On the other hand, the proposal will offer a way of bringing into compliance a large proportion of existing foreign-invested VIE structures since many are controlled by their Chinese founders, whether by way of outright majority share ownership or through the use of multiple voting shares or other voting arrangements. The Chinese subsidiary of a Chinese-controlled overseas company may be treated as a Chinese investor under the new rules and the VIE would be allowed to continue in place. It may also be possible for these Chinese-controlled companies to collapse their VIE structures in exchange for direct equity ownership in the onshore operating entities, perhaps with the oversight of the Chinese regulators. Similarly, it is also possible that in the same way, the broad definition of control may be used to permit future investments in restricted sectors by foreign-incorporated companies that do not use a VIE structure, as long as they are controlled by Chinese investors.
These details require fleshing out, as does the level of scrutiny existing VIE structures will receive from Chinese regulators as they are either brought into compliance or otherwise forced to comply with the new rules. The regulator has said it is considering several alternatives on that issue.
Another aspect of the proposal that requires more detail is how companies that are non-compliant under the new rules will be handled, especially after the expiry of the proposed three-year transition period during which non-compliant VIEs will be required to change their corporate structures. Some of these companies are widely held, overseas-listed “Chinese” companies that, while lacking a Chinese controlling shareholder, were established offshore primarily to facilitate an IPO or other financing and not necessarily in response to foreign investment restrictions. It is difficult to imagine a circumstance in which a prominent overseas-listed Chinese company would be permitted to fail as a result of these changes. Fortunately, the regulators have a number of tools that would allow them to prevent severe consequences.
For example, the regulators may make use of the licensing authority under the proposed rules to effectively exempt certain companies from compliance with the strict application of the foreign investment restrictions. Similarly, as has been pointed out by other commentators, other regulatory developments may be used in tandem with the VIE regulation to offer another safety net to non-compliant Chinese companies. One example of this is the recently announced liberalization of foreign investment restrictions in the value-added telecommunications sector in the Shanghai Free Trade Zone.
This evolving story will continue to be watched by investors and other market participants both inside and outside of China during the many months the new proposals will take to make their way through the comment and legislative processes.
In the short- to medium-term, they may result in fewer new investment opportunities for foreign investors in the Chinese telecoms, Internet and education sectors, assuming foreign control in those sectors continues to be prohibited under Chinese law.

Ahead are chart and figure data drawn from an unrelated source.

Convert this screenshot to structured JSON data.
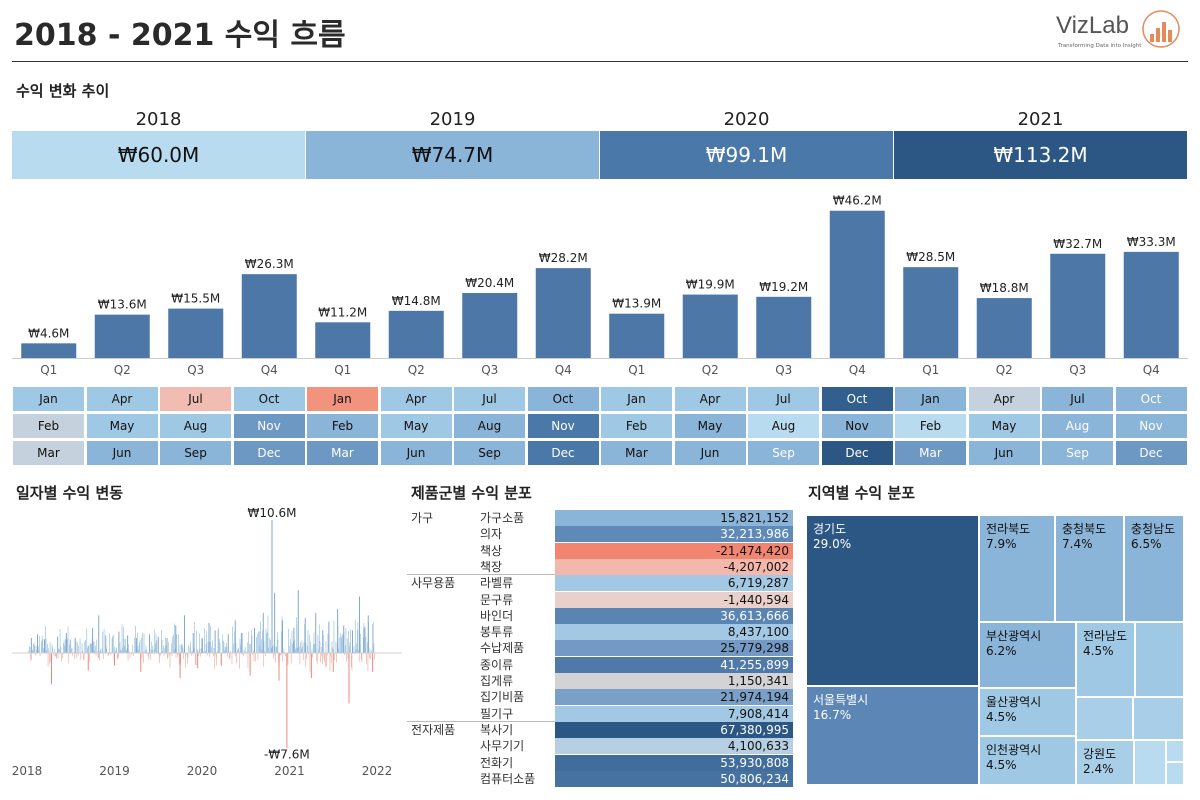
{
  "header": {
    "title": "2018 - 2021 수익 흐름"
  },
  "logo": {
    "name": "VizLab",
    "tagline": "Transforming Data into Insight"
  },
  "sections": {
    "trend": "수익 변화 추이",
    "daily": "일자별 수익 변동",
    "product": "제품군별 수익 분포",
    "region": "지역별 수익 분포"
  },
  "colors": {
    "scale_light": "#b9dbef",
    "scale_mid": "#8ab4d8",
    "scale_steel": "#4a78a8",
    "scale_dark": "#2c5784",
    "bar": "#4c77a6",
    "negative_strong": "#f2856f",
    "negative_light": "#f1bcb2",
    "neutral_gray": "#cdd3d8"
  },
  "chart_data": [
    {
      "type": "table",
      "title": "수익 변화 추이",
      "years": [
        "2018",
        "2019",
        "2020",
        "2021"
      ],
      "totals": [
        "₩60.0M",
        "₩74.7M",
        "₩99.1M",
        "₩113.2M"
      ]
    },
    {
      "type": "bar",
      "categories": [
        "Q1",
        "Q2",
        "Q3",
        "Q4",
        "Q1",
        "Q2",
        "Q3",
        "Q4",
        "Q1",
        "Q2",
        "Q3",
        "Q4",
        "Q1",
        "Q2",
        "Q3",
        "Q4"
      ],
      "years": [
        "2018",
        "2018",
        "2018",
        "2018",
        "2019",
        "2019",
        "2019",
        "2019",
        "2020",
        "2020",
        "2020",
        "2020",
        "2021",
        "2021",
        "2021",
        "2021"
      ],
      "values": [
        4.6,
        13.6,
        15.5,
        26.3,
        11.2,
        14.8,
        20.4,
        28.2,
        13.9,
        19.9,
        19.2,
        46.2,
        28.5,
        18.8,
        32.7,
        33.3
      ],
      "labels": [
        "₩4.6M",
        "₩13.6M",
        "₩15.5M",
        "₩26.3M",
        "₩11.2M",
        "₩14.8M",
        "₩20.4M",
        "₩28.2M",
        "₩13.9M",
        "₩19.9M",
        "₩19.2M",
        "₩46.2M",
        "₩28.5M",
        "₩18.8M",
        "₩32.7M",
        "₩33.3M"
      ],
      "ylim": [
        0,
        50
      ]
    },
    {
      "type": "heatmap",
      "months": [
        [
          "Jan",
          "Feb",
          "Mar",
          "Apr",
          "May",
          "Jun",
          "Jul",
          "Aug",
          "Sep",
          "Oct",
          "Nov",
          "Dec"
        ],
        [
          "Jan",
          "Feb",
          "Mar",
          "Apr",
          "May",
          "Jun",
          "Jul",
          "Aug",
          "Sep",
          "Oct",
          "Nov",
          "Dec"
        ],
        [
          "Jan",
          "Feb",
          "Mar",
          "Apr",
          "May",
          "Jun",
          "Jul",
          "Aug",
          "Sep",
          "Oct",
          "Nov",
          "Dec"
        ],
        [
          "Jan",
          "Feb",
          "Mar",
          "Apr",
          "May",
          "Jun",
          "Jul",
          "Aug",
          "Sep",
          "Oct",
          "Nov",
          "Dec"
        ]
      ],
      "cell_colors": [
        [
          "#9fc8e4",
          "#c5d1dc",
          "#c5d1dc",
          "#9fc8e4",
          "#9fc8e4",
          "#8ab4d8",
          "#f1bcb2",
          "#9fc8e4",
          "#8ab4d8",
          "#9fc8e4",
          "#6e98c4",
          "#6e98c4"
        ],
        [
          "#f2937e",
          "#8ab4d8",
          "#6e98c4",
          "#9fc8e4",
          "#9fc8e4",
          "#8ab4d8",
          "#9fc8e4",
          "#8ab4d8",
          "#8ab4d8",
          "#8ab4d8",
          "#4a78a8",
          "#4a78a8"
        ],
        [
          "#9fc8e4",
          "#9fc8e4",
          "#8ab4d8",
          "#9fc8e4",
          "#8ab4d8",
          "#8ab4d8",
          "#9fc8e4",
          "#b9dbef",
          "#8ab4d8",
          "#335f8f",
          "#8ab4d8",
          "#2c5784"
        ],
        [
          "#8ab4d8",
          "#b9dbef",
          "#6e98c4",
          "#c5d1dc",
          "#9fc8e4",
          "#8ab4d8",
          "#8ab4d8",
          "#8ab4d8",
          "#8ab4d8",
          "#8ab4d8",
          "#8ab4d8",
          "#6e98c4"
        ]
      ],
      "text_colors": [
        [
          "#111",
          "#111",
          "#111",
          "#111",
          "#111",
          "#111",
          "#111",
          "#111",
          "#111",
          "#111",
          "#fff",
          "#fff"
        ],
        [
          "#111",
          "#111",
          "#fff",
          "#111",
          "#111",
          "#111",
          "#111",
          "#111",
          "#111",
          "#111",
          "#fff",
          "#fff"
        ],
        [
          "#111",
          "#111",
          "#111",
          "#111",
          "#111",
          "#111",
          "#111",
          "#111",
          "#fff",
          "#fff",
          "#111",
          "#fff"
        ],
        [
          "#111",
          "#111",
          "#fff",
          "#111",
          "#111",
          "#111",
          "#111",
          "#fff",
          "#fff",
          "#fff",
          "#fff",
          "#fff"
        ]
      ]
    },
    {
      "type": "line",
      "title": "일자별 수익 변동",
      "x_ticks": [
        "2018",
        "2019",
        "2020",
        "2021",
        "2022"
      ],
      "xlim": [
        2018,
        2022
      ],
      "ylim": [
        -8,
        11
      ],
      "annotations": [
        {
          "label": "₩10.6M",
          "x": 2020.8,
          "y": 10.6
        },
        {
          "label": "-₩7.6M",
          "x": 2020.97,
          "y": -7.6
        }
      ],
      "spikes": [
        {
          "x": 2018.05,
          "y": 1.2
        },
        {
          "x": 2018.12,
          "y": 1.5
        },
        {
          "x": 2018.2,
          "y": 1.1
        },
        {
          "x": 2018.28,
          "y": -2.5
        },
        {
          "x": 2018.35,
          "y": 1.3
        },
        {
          "x": 2018.45,
          "y": 1.6
        },
        {
          "x": 2018.55,
          "y": 1.2
        },
        {
          "x": 2018.7,
          "y": -1.4
        },
        {
          "x": 2018.75,
          "y": 2.0
        },
        {
          "x": 2018.82,
          "y": 3.0
        },
        {
          "x": 2018.9,
          "y": 1.4
        },
        {
          "x": 2019.0,
          "y": -1.0
        },
        {
          "x": 2019.05,
          "y": 1.7
        },
        {
          "x": 2019.15,
          "y": 1.4
        },
        {
          "x": 2019.25,
          "y": 1.2
        },
        {
          "x": 2019.3,
          "y": -1.5
        },
        {
          "x": 2019.4,
          "y": 1.5
        },
        {
          "x": 2019.5,
          "y": 1.3
        },
        {
          "x": 2019.6,
          "y": 1.2
        },
        {
          "x": 2019.7,
          "y": 2.2
        },
        {
          "x": 2019.75,
          "y": -2.0
        },
        {
          "x": 2019.8,
          "y": 3.0
        },
        {
          "x": 2019.9,
          "y": 1.6
        },
        {
          "x": 2019.95,
          "y": -1.2
        },
        {
          "x": 2020.0,
          "y": 1.2
        },
        {
          "x": 2020.08,
          "y": 2.4
        },
        {
          "x": 2020.15,
          "y": 1.8
        },
        {
          "x": 2020.22,
          "y": -1.0
        },
        {
          "x": 2020.3,
          "y": 1.5
        },
        {
          "x": 2020.38,
          "y": 2.6
        },
        {
          "x": 2020.45,
          "y": 1.6
        },
        {
          "x": 2020.55,
          "y": -1.8
        },
        {
          "x": 2020.6,
          "y": 2.0
        },
        {
          "x": 2020.7,
          "y": 3.2
        },
        {
          "x": 2020.8,
          "y": 10.6
        },
        {
          "x": 2020.83,
          "y": 4.8
        },
        {
          "x": 2020.88,
          "y": -2.2
        },
        {
          "x": 2020.92,
          "y": 2.6
        },
        {
          "x": 2020.97,
          "y": -7.6
        },
        {
          "x": 2021.05,
          "y": 2.0
        },
        {
          "x": 2021.1,
          "y": 5.0
        },
        {
          "x": 2021.18,
          "y": 2.8
        },
        {
          "x": 2021.25,
          "y": -2.0
        },
        {
          "x": 2021.3,
          "y": 3.2
        },
        {
          "x": 2021.38,
          "y": 1.8
        },
        {
          "x": 2021.45,
          "y": 2.5
        },
        {
          "x": 2021.5,
          "y": -1.5
        },
        {
          "x": 2021.55,
          "y": 3.5
        },
        {
          "x": 2021.62,
          "y": 2.2
        },
        {
          "x": 2021.68,
          "y": -4.0
        },
        {
          "x": 2021.72,
          "y": 1.8
        },
        {
          "x": 2021.8,
          "y": 4.5
        },
        {
          "x": 2021.85,
          "y": 2.0
        },
        {
          "x": 2021.9,
          "y": 3.0
        },
        {
          "x": 2021.95,
          "y": -1.5
        }
      ]
    },
    {
      "type": "table",
      "title": "제품군별 수익 분포",
      "rows": [
        {
          "category": "가구",
          "sub": "가구소품",
          "value": "15,821,152",
          "color": "#8ab4d8",
          "text": "#111"
        },
        {
          "category": "",
          "sub": "의자",
          "value": "32,213,986",
          "color": "#5f89b7",
          "text": "#fff"
        },
        {
          "category": "",
          "sub": "책상",
          "value": "-21,474,420",
          "color": "#f2856f",
          "text": "#111"
        },
        {
          "category": "",
          "sub": "책장",
          "value": "-4,207,002",
          "color": "#f3b8ab",
          "text": "#111"
        },
        {
          "category": "사무용품",
          "sub": "라벨류",
          "value": "6,719,287",
          "color": "#a3c8e3",
          "text": "#111"
        },
        {
          "category": "",
          "sub": "문구류",
          "value": "-1,440,594",
          "color": "#ead0ca",
          "text": "#111"
        },
        {
          "category": "",
          "sub": "바인더",
          "value": "36,613,666",
          "color": "#5a84b2",
          "text": "#fff"
        },
        {
          "category": "",
          "sub": "봉투류",
          "value": "8,437,100",
          "color": "#a3c8e3",
          "text": "#111"
        },
        {
          "category": "",
          "sub": "수납제품",
          "value": "25,779,298",
          "color": "#7399c4",
          "text": "#111"
        },
        {
          "category": "",
          "sub": "종이류",
          "value": "41,255,899",
          "color": "#4f79a8",
          "text": "#fff"
        },
        {
          "category": "",
          "sub": "집게류",
          "value": "1,150,341",
          "color": "#d3d3d3",
          "text": "#111"
        },
        {
          "category": "",
          "sub": "집기비품",
          "value": "21,974,194",
          "color": "#7aa0c8",
          "text": "#111"
        },
        {
          "category": "",
          "sub": "필기구",
          "value": "7,908,414",
          "color": "#a3c8e3",
          "text": "#111"
        },
        {
          "category": "전자제품",
          "sub": "복사기",
          "value": "67,380,995",
          "color": "#2c5784",
          "text": "#fff"
        },
        {
          "category": "",
          "sub": "사무기기",
          "value": "4,100,633",
          "color": "#b6cfe2",
          "text": "#111"
        },
        {
          "category": "",
          "sub": "전화기",
          "value": "53,930,808",
          "color": "#416d9c",
          "text": "#fff"
        },
        {
          "category": "",
          "sub": "컴퓨터소품",
          "value": "50,806,234",
          "color": "#4672a2",
          "text": "#fff"
        }
      ]
    },
    {
      "type": "treemap",
      "title": "지역별 수익 분포",
      "cells": [
        {
          "name": "경기도",
          "pct": "29.0%",
          "value": 29.0,
          "color": "#2c5784",
          "text": "dark"
        },
        {
          "name": "서울특별시",
          "pct": "16.7%",
          "value": 16.7,
          "color": "#5b86b5",
          "text": "dark"
        },
        {
          "name": "전라북도",
          "pct": "7.9%",
          "value": 7.9,
          "color": "#8ab4d8",
          "text": "light"
        },
        {
          "name": "충청북도",
          "pct": "7.4%",
          "value": 7.4,
          "color": "#8ab4d8",
          "text": "light"
        },
        {
          "name": "충청남도",
          "pct": "6.5%",
          "value": 6.5,
          "color": "#8ab4d8",
          "text": "light"
        },
        {
          "name": "부산광역시",
          "pct": "6.2%",
          "value": 6.2,
          "color": "#8ab4d8",
          "text": "light"
        },
        {
          "name": "전라남도",
          "pct": "4.5%",
          "value": 4.5,
          "color": "#9fc8e4",
          "text": "light"
        },
        {
          "name": "울산광역시",
          "pct": "4.5%",
          "value": 4.5,
          "color": "#9fc8e4",
          "text": "light"
        },
        {
          "name": "인천광역시",
          "pct": "4.5%",
          "value": 4.5,
          "color": "#9fc8e4",
          "text": "light"
        },
        {
          "name": "강원도",
          "pct": "2.4%",
          "value": 2.4,
          "color": "#a9cfe8",
          "text": "light"
        },
        {
          "name": "",
          "pct": "",
          "value": 0,
          "color": "#9fc8e4",
          "text": "light"
        },
        {
          "name": "",
          "pct": "",
          "value": 0,
          "color": "#a9cfe8",
          "text": "light"
        },
        {
          "name": "",
          "pct": "",
          "value": 0,
          "color": "#a9cfe8",
          "text": "light"
        },
        {
          "name": "",
          "pct": "",
          "value": 0,
          "color": "#b9dbef",
          "text": "light"
        },
        {
          "name": "",
          "pct": "",
          "value": 0,
          "color": "#b9dbef",
          "text": "light"
        },
        {
          "name": "",
          "pct": "",
          "value": 0,
          "color": "#b9dbef",
          "text": "light"
        }
      ]
    }
  ]
}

However, since the proposal would remove much of the legal uncertainty surrounding VIEs, there will no doubt be many positive results, including more mergers and acquisitions opportunities and perhaps better valuations for the companies involved because of the elimination of regulatory uncertainty. Increases in strategic M&A may also be seen as non-compliant VIEs seek alternatives to forced restructurings or other consequences under the new rules. Finally, an increase in M&A may be further supported by a new willingness by the Chinese regulators to accept merger filings under China’s Anti-monopoly Law for mergers and acquisitions involving companies with a VIE structure.
Blakes will continue to follow this development and advise our affected clients interested in responding to MOFCOM through the comment process.